Het landschap in Extremadura wordt getekend door de eindeloze steppes waar je een breed scala aan typische steppevogels vindt. Zo wordt het geluidslandschap gevormd door een oorverdovend concert van minstens 3 soorten leeuweriken, troepen honderden Spaanse mussen samen in de restanten van eucalyptusplantages, cirkelt een ketel gieren hoog in de blauwe lucht rond, scheren witbuik- en zwartbuikzandhoenen aangekondigd door hun geinige roepjes langs, en paraderen zowel grote als kleine trappen door het hoge gras in de hoop een vrouwtje of twee voor zich te winnen.
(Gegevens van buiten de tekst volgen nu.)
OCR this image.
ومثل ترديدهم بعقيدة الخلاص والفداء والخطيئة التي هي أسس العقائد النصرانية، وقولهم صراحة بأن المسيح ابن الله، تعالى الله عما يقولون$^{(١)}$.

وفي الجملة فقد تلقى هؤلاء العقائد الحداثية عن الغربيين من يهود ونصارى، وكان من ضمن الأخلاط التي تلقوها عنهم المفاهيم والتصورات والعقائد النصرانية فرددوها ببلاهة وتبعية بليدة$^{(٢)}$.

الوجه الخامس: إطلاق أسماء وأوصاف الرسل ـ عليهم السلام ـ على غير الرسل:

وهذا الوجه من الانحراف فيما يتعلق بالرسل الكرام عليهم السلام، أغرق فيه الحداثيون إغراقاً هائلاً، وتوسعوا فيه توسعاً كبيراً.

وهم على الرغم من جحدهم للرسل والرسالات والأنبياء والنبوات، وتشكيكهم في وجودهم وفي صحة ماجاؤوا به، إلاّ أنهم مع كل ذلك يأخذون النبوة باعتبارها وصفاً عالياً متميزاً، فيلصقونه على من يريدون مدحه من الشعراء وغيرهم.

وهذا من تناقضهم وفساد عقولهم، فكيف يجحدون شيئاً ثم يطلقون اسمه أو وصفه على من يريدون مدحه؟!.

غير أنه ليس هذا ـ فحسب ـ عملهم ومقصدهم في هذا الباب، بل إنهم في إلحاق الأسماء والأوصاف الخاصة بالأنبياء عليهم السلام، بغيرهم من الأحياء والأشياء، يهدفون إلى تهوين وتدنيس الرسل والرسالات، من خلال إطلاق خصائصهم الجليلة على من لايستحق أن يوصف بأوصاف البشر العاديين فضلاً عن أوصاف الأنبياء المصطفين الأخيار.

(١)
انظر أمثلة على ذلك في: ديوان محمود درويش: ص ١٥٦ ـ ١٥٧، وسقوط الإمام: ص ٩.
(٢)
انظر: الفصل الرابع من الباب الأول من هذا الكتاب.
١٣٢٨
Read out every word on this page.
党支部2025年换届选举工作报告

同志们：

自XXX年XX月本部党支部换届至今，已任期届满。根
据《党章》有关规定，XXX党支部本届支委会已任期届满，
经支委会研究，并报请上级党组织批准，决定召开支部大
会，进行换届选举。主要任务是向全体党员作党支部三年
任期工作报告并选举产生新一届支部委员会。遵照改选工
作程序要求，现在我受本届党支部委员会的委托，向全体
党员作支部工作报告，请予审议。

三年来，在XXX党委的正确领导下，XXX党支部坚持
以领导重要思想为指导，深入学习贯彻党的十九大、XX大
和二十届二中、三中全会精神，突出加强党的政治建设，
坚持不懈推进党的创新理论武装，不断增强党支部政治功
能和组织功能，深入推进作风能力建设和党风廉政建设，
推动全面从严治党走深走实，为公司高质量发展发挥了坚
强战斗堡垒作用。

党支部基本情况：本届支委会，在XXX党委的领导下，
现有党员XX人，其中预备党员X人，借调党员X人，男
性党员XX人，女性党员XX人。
Met wat geluk zweeft er ook nog een grijze wouw langs of komt een Spaanse keizerarend eens kijken of er wat te rapen valt in het weidse landschap. In de meer beboste stukken, met braamstruwelen, bremstruiken, eikjes en rotspartijtjes, vind je dan weer een heel ander soortenpalet. Hier zit er om de paar honderd meter wel een roodkopklauwier of Iberische klapekster boven op een struikje, zwerven groepjes blauwe eksters geheimzinnig rond, vertonen thekla’s leeuweriken fier hun zangvlucht en weerklinkt overal het geprevel van kleine zwartkoppen. Met wat geluk vind je er zelfs een kuifkoekoek!

Tussendoor bezochten we nog verschillende stuwmeren en moerasgebiedjes waar we konden rekenen op heel wat soorten die bij ons vaak een stuk moeilijker te vinden zijn. Zo zagen we nagenoeg alle soorten reigers van Europa waaronder ralreiger, kwak en woudaap, hoorden we overal de kwieke roep van lachsterns, werden we verblijd met steltkluten die gracieus langsheen de waterkant liepen en vonden we zelfs ‘speciallekes’ zoals purperkoet en witoogeend. Reken daar nog bonussen bij zoals zwarte tapuit op de burcht van Alange, een dwergooruil rustend in een boompje op het plein juist voor het hotel en een nachtexcursie naar het kasteel van Trujillo waar we zowel Moorse nachtzwaluw als oehoe zagen, en dan kan je je wel voorstellen dat dit een trip was om niet snel te vergeten! Na 9 daagjes was het alweer tijd om huiswaarts te keren, wat we opnieuw met de trein deden. ’s Avonds vertrokken we vanuit Madrid om net onder de Pyrenneeën te overnachten in Figueras, het geboortestadje van Salvador Dalí. De dag nadien zetten we de reis verder en kwamen we ’s avonds op een schappelijk uur alweer aan in Brussel, met een hoop ervaringen op zak en prachtige waarnemingen op ons netvlies gebrand. Het is overduidelijk, Extremadura stelt nooit teleur!